To counteract the neuroinflammation and oxidative stress of PD, we decided to test a new composite
constituted by palmitoylethanolamide (PEA) and luteolin (Lut), in a mass ratio of 10:1, respectively
(co-ultraPEALut). In this study the neuroprotective property of the new compound was investigated.
For the in vivo model of PD, mice received four injections of the dopaminergic neurotoxin 1-methyl-4-phenyl-1,2,3,6-
tetrahydropyridine (MPTP). Starting 24 h after the first administration of 1-methyl-4-phenyl-1,2,3,6-tetrahydropyridine
(MPTP), we treated animals with co-ultraPEALut daily until 7 days. On day 8, brains were processed for Western blotting
and immunohistochemical analysis. Treatment with co-ultraPEALut reduced the specific markers of PD (tyrosine
hydroxylase immunopositive), and the increased levels of activated astrocytes and pro-inflammatory cytokines as well as
inducible nitric oxide synthase.

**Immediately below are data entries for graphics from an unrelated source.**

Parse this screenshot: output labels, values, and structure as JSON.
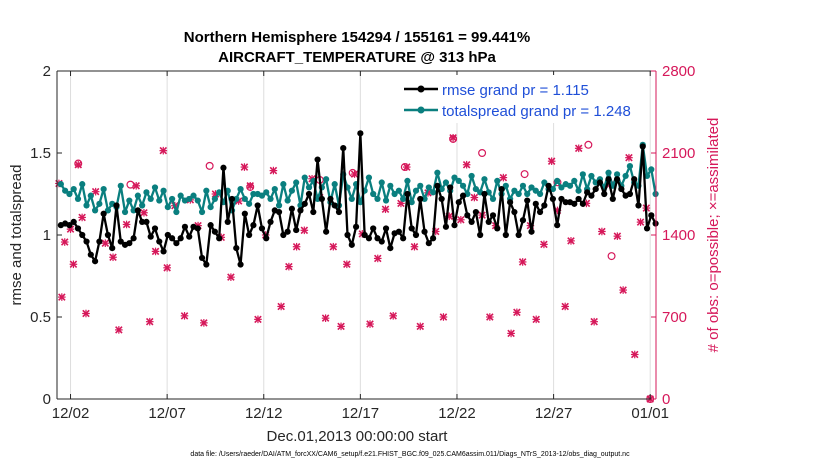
{
  "chart_data": {
    "type": "line",
    "title": [
      "Northern Hemisphere 154294 / 155161 = 99.441%",
      "AIRCRAFT_TEMPERATURE @ 313 hPa"
    ],
    "xlabel": "Dec.01,2013 00:00:00 start",
    "ylabel_left": "rmse and totalspread",
    "ylabel_right": "# of obs: o=possible; ×=assimilated",
    "x_ticks": [
      "12/02",
      "12/07",
      "12/12",
      "12/17",
      "12/22",
      "12/27",
      "01/01"
    ],
    "x_tick_days": [
      1,
      6,
      11,
      16,
      21,
      26,
      31
    ],
    "xlim_days": [
      0.3,
      31.3
    ],
    "ylim_left": [
      0,
      2
    ],
    "y_ticks_left": [
      "0",
      "0.5",
      "1",
      "1.5",
      "2"
    ],
    "ylim_right": [
      0,
      2800
    ],
    "y_ticks_right": [
      "0",
      "700",
      "1400",
      "2100",
      "2800"
    ],
    "colors": {
      "rmse": "#000000",
      "spread": "#0a7f7f",
      "obs": "#d6185a",
      "right_axis": "#d6185a",
      "legend_text": "#1f4fd8"
    },
    "legend": {
      "position": "top-right",
      "rmse": "rmse grand pr = 1.115",
      "spread": "totalspread grand pr = 1.248"
    },
    "footnote": "data file: /Users/raeder/DAI/ATM_forcXX/CAM6_setup/f.e21.FHIST_BGC.f09_025.CAM6assim.011/Diags_NTrS_2013-12/obs_diag_output.nc",
    "series": [
      {
        "name": "rmse",
        "values": [
          1.06,
          1.07,
          1.06,
          1.08,
          1.04,
          1.0,
          0.96,
          0.88,
          0.84,
          0.96,
          1.13,
          1.0,
          0.92,
          1.18,
          0.96,
          0.94,
          0.95,
          0.98,
          1.15,
          1.08,
          1.08,
          0.99,
          1.04,
          0.96,
          0.9,
          1.0,
          0.98,
          0.95,
          0.98,
          1.05,
          0.99,
          1.05,
          1.04,
          0.86,
          0.82,
          1.06,
          1.02,
          0.98,
          1.41,
          1.08,
          1.22,
          0.92,
          0.82,
          1.13,
          1.0,
          1.06,
          1.18,
          1.04,
          0.98,
          1.08,
          1.15,
          1.14,
          1.0,
          1.02,
          1.16,
          1.03,
          1.15,
          1.19,
          1.25,
          1.14,
          1.46,
          1.22,
          1.02,
          1.22,
          1.18,
          1.14,
          1.53,
          1.0,
          0.94,
          1.05,
          1.62,
          1.0,
          0.98,
          1.04,
          0.98,
          0.96,
          1.04,
          0.92,
          1.01,
          1.02,
          0.98,
          1.25,
          1.04,
          1.0,
          1.22,
          1.02,
          0.95,
          0.98,
          1.3,
          1.22,
          1.05,
          1.29,
          1.06,
          1.2,
          1.24,
          1.12,
          1.08,
          1.14,
          1.0,
          1.25,
          1.08,
          1.12,
          1.04,
          1.28,
          1.0,
          1.2,
          1.14,
          1.0,
          1.09,
          1.21,
          1.02,
          1.19,
          1.14,
          1.18,
          1.3,
          1.22,
          1.06,
          1.22,
          1.2,
          1.2,
          1.19,
          1.22,
          1.19,
          1.26,
          1.24,
          1.28,
          1.32,
          1.25,
          1.34,
          1.22,
          1.34,
          1.28,
          1.24,
          1.25,
          1.34,
          1.18,
          1.54,
          1.04,
          1.12,
          1.07
        ],
        "markers": "dot"
      },
      {
        "name": "totalspread",
        "values": [
          1.31,
          1.27,
          1.25,
          1.28,
          1.22,
          1.31,
          1.18,
          1.24,
          1.15,
          1.19,
          1.28,
          1.15,
          1.19,
          1.17,
          1.3,
          1.14,
          1.21,
          1.15,
          1.24,
          1.18,
          1.26,
          1.22,
          1.29,
          1.21,
          1.27,
          1.17,
          1.22,
          1.14,
          1.24,
          1.21,
          1.22,
          1.24,
          1.21,
          1.14,
          1.27,
          1.17,
          1.22,
          1.26,
          1.2,
          1.27,
          1.15,
          1.22,
          1.28,
          1.22,
          1.19,
          1.25,
          1.25,
          1.24,
          1.26,
          1.22,
          1.28,
          1.18,
          1.31,
          1.21,
          1.27,
          1.32,
          1.18,
          1.35,
          1.29,
          1.33,
          1.22,
          1.29,
          1.34,
          1.2,
          1.31,
          1.18,
          1.37,
          1.29,
          1.22,
          1.31,
          1.2,
          1.27,
          1.35,
          1.25,
          1.22,
          1.32,
          1.21,
          1.3,
          1.25,
          1.27,
          1.22,
          1.33,
          1.2,
          1.27,
          1.3,
          1.22,
          1.29,
          1.26,
          1.38,
          1.28,
          1.32,
          1.27,
          1.35,
          1.33,
          1.3,
          1.25,
          1.36,
          1.28,
          1.26,
          1.34,
          1.26,
          1.22,
          1.33,
          1.25,
          1.3,
          1.22,
          1.27,
          1.25,
          1.3,
          1.25,
          1.29,
          1.27,
          1.25,
          1.32,
          1.28,
          1.28,
          1.33,
          1.29,
          1.31,
          1.3,
          1.33,
          1.27,
          1.37,
          1.28,
          1.36,
          1.32,
          1.34,
          1.29,
          1.38,
          1.3,
          1.37,
          1.3,
          1.36,
          1.42,
          1.32,
          1.3,
          1.55,
          1.36,
          1.4,
          1.25
        ],
        "markers": "dot"
      }
    ],
    "obs_possible": [
      {
        "x": 1.4,
        "y": 2010
      },
      {
        "x": 4.1,
        "y": 1830
      },
      {
        "x": 8.2,
        "y": 1990
      },
      {
        "x": 10.3,
        "y": 1810
      },
      {
        "x": 13.9,
        "y": 1870
      },
      {
        "x": 15.6,
        "y": 1930
      },
      {
        "x": 18.3,
        "y": 1980
      },
      {
        "x": 20.8,
        "y": 2220
      },
      {
        "x": 22.3,
        "y": 2100
      },
      {
        "x": 24.5,
        "y": 1920
      },
      {
        "x": 26.2,
        "y": 1850
      },
      {
        "x": 27.8,
        "y": 2170
      },
      {
        "x": 29.0,
        "y": 1220
      },
      {
        "x": 31.0,
        "y": 0
      }
    ],
    "obs_assimilated": [
      {
        "x": 0.4,
        "y": 1840
      },
      {
        "x": 0.55,
        "y": 870
      },
      {
        "x": 0.7,
        "y": 1340
      },
      {
        "x": 1.0,
        "y": 1450
      },
      {
        "x": 1.15,
        "y": 1150
      },
      {
        "x": 1.4,
        "y": 2000
      },
      {
        "x": 1.6,
        "y": 1550
      },
      {
        "x": 1.8,
        "y": 730
      },
      {
        "x": 2.3,
        "y": 1770
      },
      {
        "x": 2.8,
        "y": 1330
      },
      {
        "x": 3.2,
        "y": 1210
      },
      {
        "x": 3.5,
        "y": 590
      },
      {
        "x": 3.9,
        "y": 1490
      },
      {
        "x": 4.4,
        "y": 1820
      },
      {
        "x": 4.8,
        "y": 1590
      },
      {
        "x": 5.1,
        "y": 660
      },
      {
        "x": 5.4,
        "y": 1260
      },
      {
        "x": 5.8,
        "y": 2120
      },
      {
        "x": 6.0,
        "y": 1120
      },
      {
        "x": 6.4,
        "y": 1650
      },
      {
        "x": 6.9,
        "y": 710
      },
      {
        "x": 7.2,
        "y": 1700
      },
      {
        "x": 7.6,
        "y": 1480
      },
      {
        "x": 7.9,
        "y": 650
      },
      {
        "x": 8.5,
        "y": 1750
      },
      {
        "x": 8.8,
        "y": 1380
      },
      {
        "x": 9.3,
        "y": 1040
      },
      {
        "x": 9.7,
        "y": 1690
      },
      {
        "x": 10.0,
        "y": 1980
      },
      {
        "x": 10.3,
        "y": 1820
      },
      {
        "x": 10.7,
        "y": 680
      },
      {
        "x": 11.1,
        "y": 1400
      },
      {
        "x": 11.5,
        "y": 1950
      },
      {
        "x": 11.9,
        "y": 790
      },
      {
        "x": 12.3,
        "y": 1130
      },
      {
        "x": 12.7,
        "y": 1300
      },
      {
        "x": 13.1,
        "y": 1440
      },
      {
        "x": 13.5,
        "y": 1880
      },
      {
        "x": 13.9,
        "y": 1720
      },
      {
        "x": 14.2,
        "y": 690
      },
      {
        "x": 14.6,
        "y": 1300
      },
      {
        "x": 15.0,
        "y": 620
      },
      {
        "x": 15.3,
        "y": 1150
      },
      {
        "x": 15.7,
        "y": 1920
      },
      {
        "x": 16.1,
        "y": 1410
      },
      {
        "x": 16.5,
        "y": 640
      },
      {
        "x": 16.9,
        "y": 1200
      },
      {
        "x": 17.3,
        "y": 1620
      },
      {
        "x": 17.7,
        "y": 710
      },
      {
        "x": 18.1,
        "y": 1670
      },
      {
        "x": 18.4,
        "y": 1980
      },
      {
        "x": 18.8,
        "y": 1300
      },
      {
        "x": 19.1,
        "y": 620
      },
      {
        "x": 19.5,
        "y": 1760
      },
      {
        "x": 19.9,
        "y": 1430
      },
      {
        "x": 20.3,
        "y": 700
      },
      {
        "x": 20.6,
        "y": 1560
      },
      {
        "x": 20.8,
        "y": 2230
      },
      {
        "x": 21.2,
        "y": 1530
      },
      {
        "x": 21.5,
        "y": 2000
      },
      {
        "x": 21.9,
        "y": 1720
      },
      {
        "x": 22.3,
        "y": 1570
      },
      {
        "x": 22.7,
        "y": 700
      },
      {
        "x": 23.0,
        "y": 1480
      },
      {
        "x": 23.4,
        "y": 1890
      },
      {
        "x": 23.8,
        "y": 560
      },
      {
        "x": 24.1,
        "y": 740
      },
      {
        "x": 24.4,
        "y": 1170
      },
      {
        "x": 24.8,
        "y": 1480
      },
      {
        "x": 25.1,
        "y": 680
      },
      {
        "x": 25.5,
        "y": 1320
      },
      {
        "x": 25.9,
        "y": 2030
      },
      {
        "x": 26.2,
        "y": 1610
      },
      {
        "x": 26.6,
        "y": 790
      },
      {
        "x": 26.9,
        "y": 1350
      },
      {
        "x": 27.3,
        "y": 2140
      },
      {
        "x": 27.7,
        "y": 1670
      },
      {
        "x": 28.1,
        "y": 660
      },
      {
        "x": 28.5,
        "y": 1430
      },
      {
        "x": 28.9,
        "y": 1830
      },
      {
        "x": 29.3,
        "y": 1390
      },
      {
        "x": 29.6,
        "y": 930
      },
      {
        "x": 29.9,
        "y": 2060
      },
      {
        "x": 30.2,
        "y": 380
      },
      {
        "x": 30.5,
        "y": 1510
      },
      {
        "x": 30.8,
        "y": 1630
      },
      {
        "x": 31.0,
        "y": 0
      }
    ]
  }
}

Further, the possible association of autophagy with the beneficial effects of coultraPEALut.
Western blot analysis and immunofluorescence staining showed that co-ultraPEALut administration
increased autophagy process. These data were confirmed by an in vitro model, using SH-SY5Y neuroblastoma cells.

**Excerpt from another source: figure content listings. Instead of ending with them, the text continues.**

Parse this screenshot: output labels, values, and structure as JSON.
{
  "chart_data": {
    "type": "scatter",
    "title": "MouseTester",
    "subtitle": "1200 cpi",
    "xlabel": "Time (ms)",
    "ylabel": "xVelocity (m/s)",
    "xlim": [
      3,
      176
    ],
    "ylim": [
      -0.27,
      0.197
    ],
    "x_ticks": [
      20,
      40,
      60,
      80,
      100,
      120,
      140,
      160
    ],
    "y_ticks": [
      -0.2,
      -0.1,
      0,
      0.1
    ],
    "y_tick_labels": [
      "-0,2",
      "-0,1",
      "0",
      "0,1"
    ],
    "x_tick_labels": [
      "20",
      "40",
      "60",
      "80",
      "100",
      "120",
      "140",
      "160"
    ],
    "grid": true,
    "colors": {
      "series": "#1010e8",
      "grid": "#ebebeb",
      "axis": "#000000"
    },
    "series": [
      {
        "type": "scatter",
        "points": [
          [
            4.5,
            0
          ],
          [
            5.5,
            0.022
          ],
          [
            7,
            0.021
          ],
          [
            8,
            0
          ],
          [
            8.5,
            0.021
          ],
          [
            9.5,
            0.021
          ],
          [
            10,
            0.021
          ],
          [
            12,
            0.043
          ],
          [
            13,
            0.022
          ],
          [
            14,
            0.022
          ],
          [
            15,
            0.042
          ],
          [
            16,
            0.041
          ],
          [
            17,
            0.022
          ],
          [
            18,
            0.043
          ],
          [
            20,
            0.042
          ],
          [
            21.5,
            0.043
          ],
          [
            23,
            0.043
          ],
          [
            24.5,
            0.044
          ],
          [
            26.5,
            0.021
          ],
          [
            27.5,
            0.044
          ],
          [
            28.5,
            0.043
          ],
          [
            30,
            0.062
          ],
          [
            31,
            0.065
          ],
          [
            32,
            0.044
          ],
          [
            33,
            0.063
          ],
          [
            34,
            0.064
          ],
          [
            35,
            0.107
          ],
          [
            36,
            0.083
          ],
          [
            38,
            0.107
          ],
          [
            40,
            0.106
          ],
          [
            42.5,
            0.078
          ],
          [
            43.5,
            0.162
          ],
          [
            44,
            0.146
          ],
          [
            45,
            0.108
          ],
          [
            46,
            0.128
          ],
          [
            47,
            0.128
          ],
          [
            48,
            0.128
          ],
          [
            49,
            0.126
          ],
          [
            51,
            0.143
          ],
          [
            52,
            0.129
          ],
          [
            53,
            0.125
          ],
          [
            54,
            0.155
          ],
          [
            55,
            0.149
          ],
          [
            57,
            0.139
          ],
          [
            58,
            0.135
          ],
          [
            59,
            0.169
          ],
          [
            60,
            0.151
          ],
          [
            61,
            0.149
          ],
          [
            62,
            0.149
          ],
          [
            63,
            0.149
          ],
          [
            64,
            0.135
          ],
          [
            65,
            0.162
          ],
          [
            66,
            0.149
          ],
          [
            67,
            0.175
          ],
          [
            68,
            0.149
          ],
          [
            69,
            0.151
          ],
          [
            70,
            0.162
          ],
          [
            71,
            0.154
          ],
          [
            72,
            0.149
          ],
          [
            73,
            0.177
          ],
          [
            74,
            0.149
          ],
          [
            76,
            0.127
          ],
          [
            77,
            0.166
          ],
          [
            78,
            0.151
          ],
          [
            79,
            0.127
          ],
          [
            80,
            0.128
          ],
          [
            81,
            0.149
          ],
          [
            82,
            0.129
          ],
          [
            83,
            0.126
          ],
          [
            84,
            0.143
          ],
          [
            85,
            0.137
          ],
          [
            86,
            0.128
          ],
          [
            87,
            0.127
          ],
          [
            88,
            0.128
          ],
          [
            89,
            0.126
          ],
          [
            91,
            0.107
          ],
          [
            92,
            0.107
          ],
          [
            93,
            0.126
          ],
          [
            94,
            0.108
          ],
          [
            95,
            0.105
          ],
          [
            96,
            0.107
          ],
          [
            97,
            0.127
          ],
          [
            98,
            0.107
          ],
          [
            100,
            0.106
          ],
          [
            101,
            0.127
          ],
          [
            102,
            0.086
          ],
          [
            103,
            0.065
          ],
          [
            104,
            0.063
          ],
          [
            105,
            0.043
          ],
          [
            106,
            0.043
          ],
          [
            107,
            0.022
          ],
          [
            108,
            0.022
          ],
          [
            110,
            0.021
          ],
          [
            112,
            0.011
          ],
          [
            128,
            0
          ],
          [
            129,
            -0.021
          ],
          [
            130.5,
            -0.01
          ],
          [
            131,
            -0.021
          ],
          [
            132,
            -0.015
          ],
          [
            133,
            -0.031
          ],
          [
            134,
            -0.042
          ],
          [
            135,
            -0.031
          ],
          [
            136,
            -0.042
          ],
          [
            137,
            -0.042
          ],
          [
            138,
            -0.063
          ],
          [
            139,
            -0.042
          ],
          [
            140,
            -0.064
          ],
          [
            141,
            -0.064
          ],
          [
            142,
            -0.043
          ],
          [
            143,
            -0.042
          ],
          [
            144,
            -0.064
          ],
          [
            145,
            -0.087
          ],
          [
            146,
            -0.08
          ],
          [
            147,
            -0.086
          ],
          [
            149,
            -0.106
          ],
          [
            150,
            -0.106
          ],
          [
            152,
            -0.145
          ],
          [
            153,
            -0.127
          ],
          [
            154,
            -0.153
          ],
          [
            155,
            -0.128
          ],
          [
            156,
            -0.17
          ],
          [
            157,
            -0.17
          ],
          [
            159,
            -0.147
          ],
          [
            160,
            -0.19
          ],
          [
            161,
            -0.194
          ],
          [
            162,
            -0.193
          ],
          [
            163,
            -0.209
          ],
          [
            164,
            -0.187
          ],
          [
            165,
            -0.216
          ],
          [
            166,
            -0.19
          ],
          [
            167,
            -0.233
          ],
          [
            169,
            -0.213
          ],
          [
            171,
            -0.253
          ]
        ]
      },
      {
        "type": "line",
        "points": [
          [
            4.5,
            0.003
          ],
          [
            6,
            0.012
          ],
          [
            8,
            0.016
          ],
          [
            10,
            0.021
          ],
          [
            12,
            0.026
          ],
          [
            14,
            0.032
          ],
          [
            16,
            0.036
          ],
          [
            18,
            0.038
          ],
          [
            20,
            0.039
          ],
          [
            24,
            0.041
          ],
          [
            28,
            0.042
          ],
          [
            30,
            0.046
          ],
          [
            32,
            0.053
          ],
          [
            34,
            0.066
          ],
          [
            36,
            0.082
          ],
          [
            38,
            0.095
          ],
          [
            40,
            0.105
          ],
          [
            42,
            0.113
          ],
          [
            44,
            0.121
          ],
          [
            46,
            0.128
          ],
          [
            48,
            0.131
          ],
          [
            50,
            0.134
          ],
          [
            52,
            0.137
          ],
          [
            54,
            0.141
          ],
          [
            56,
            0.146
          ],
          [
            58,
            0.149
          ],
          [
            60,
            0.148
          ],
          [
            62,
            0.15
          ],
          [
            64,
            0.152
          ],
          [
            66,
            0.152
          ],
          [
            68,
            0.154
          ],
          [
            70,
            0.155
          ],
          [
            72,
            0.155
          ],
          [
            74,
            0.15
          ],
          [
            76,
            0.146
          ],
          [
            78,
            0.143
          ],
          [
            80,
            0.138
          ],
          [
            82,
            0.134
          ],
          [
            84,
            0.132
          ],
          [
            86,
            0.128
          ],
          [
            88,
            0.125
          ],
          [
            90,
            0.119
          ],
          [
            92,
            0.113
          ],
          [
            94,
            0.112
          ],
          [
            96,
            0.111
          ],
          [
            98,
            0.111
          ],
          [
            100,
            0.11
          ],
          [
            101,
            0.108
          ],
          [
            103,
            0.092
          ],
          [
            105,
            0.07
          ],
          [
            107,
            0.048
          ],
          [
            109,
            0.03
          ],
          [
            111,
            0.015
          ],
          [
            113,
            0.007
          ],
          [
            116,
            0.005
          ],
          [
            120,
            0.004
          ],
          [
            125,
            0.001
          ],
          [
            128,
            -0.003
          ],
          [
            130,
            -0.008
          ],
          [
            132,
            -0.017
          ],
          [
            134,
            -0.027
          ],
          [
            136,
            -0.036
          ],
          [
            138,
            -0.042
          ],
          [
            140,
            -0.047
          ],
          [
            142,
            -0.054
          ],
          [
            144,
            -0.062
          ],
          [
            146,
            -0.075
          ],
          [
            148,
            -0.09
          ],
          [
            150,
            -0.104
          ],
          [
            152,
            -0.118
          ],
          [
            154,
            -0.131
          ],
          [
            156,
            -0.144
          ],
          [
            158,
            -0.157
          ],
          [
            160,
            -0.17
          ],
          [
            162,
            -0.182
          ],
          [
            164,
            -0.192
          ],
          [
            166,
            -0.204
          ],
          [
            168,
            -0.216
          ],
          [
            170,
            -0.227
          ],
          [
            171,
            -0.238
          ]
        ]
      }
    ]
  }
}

Western blot analysis showed that co-ultraPEALut pre-treatment maintained high Beclin-1 and p62 expression, while
continued to inhibit the p70S6K expression. Altogether, these results put forward that treatment with co-ultraPEALut is
able to modulate both the neuroinflammatory process and the autophagic pathway involved in PD, actions which may
underlie its neuroprotective effect.